Having found a new patron, Johnny Hyde, who became her impresario, the budding actress gets a small role in one of Hollywood’s absolute masterpieces– the Joseph Mankiewicz film “All about Eve.” The great Bette Davis, who played the main role in this film, later recalled her impressions of the young actress.:
“I was sure that she would succeed. Marilyn was a very ambitious girl, she knew what she wanted, and she took it very seriously. I thought she had talent.”
And soon Marilyn proved it by getting a more significant role in John Huston‘s film Asphalt Jungle. Thanks to these works, her impresario Hyde managed to get Marilyn a seven-year contract with her first studio, 20th Century Fox. The first three films after returning to the studio (low–budget comedies) exploited Marilyn’s sex appeal, but the actress’s performance received favorable reviews from film critics, and most importantly, a large army of her fans appeared, waiting for new tapes with her participation.
Marilyn’s popularity was also added by her romance with baseball superstar Joe DiMaggio.
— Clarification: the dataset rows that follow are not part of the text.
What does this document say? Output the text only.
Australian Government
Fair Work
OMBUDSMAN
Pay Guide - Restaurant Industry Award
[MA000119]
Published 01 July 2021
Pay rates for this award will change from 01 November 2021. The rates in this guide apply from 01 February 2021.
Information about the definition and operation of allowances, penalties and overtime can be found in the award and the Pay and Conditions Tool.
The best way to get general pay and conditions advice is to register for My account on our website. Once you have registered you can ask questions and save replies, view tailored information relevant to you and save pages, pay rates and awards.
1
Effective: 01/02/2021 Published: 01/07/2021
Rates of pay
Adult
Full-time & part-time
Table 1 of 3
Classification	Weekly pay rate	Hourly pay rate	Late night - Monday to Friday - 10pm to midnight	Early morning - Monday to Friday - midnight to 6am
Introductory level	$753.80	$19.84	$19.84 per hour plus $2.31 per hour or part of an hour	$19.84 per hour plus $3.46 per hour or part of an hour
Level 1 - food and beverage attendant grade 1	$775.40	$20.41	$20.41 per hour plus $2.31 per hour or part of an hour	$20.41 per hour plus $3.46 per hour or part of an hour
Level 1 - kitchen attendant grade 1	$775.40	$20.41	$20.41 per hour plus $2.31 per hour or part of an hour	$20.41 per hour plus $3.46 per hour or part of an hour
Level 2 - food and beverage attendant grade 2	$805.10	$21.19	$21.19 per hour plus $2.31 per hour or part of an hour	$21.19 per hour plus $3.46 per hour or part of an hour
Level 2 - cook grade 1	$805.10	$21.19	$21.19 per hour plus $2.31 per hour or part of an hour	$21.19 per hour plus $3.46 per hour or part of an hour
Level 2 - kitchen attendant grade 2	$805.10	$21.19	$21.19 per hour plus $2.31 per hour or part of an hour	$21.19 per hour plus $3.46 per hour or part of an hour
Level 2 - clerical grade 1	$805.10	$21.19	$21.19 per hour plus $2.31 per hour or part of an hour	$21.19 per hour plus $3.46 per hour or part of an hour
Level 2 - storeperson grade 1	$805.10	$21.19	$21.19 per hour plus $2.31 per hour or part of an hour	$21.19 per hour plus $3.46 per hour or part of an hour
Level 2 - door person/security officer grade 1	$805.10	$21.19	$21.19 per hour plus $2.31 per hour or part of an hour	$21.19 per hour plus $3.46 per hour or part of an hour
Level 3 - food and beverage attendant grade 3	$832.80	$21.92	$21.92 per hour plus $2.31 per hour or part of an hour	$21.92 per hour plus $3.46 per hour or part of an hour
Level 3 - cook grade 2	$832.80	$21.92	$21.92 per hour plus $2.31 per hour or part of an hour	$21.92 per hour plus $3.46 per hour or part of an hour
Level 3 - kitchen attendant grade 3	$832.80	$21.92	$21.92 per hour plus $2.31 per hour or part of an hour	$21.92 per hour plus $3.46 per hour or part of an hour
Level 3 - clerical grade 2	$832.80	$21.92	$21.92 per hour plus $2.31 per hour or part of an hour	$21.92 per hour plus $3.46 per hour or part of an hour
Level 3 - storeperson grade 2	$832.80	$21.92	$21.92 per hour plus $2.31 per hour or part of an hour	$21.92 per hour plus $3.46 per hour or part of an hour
To overcome the stereotype of her acting abilities, Marilyn Monroe takes acting lessons from Mikhail Chekhov himself (whose students she considered herself, for example, Yul Brynner and Clint Eastwood) and gets serious roles, in particular, in the film by the brilliant Fritz Lang “Skirmish in the Night.” Well, the role that raised Marilyn to the Olympus of Hollywood was played by Rose Loomis from Henry Hathaway’s thriller Niagara, which was released in January 1953. But it’s worth talking about this tape and a number of the following works that have formed the canon of the undimmed myth of Marilyn Monroe separately.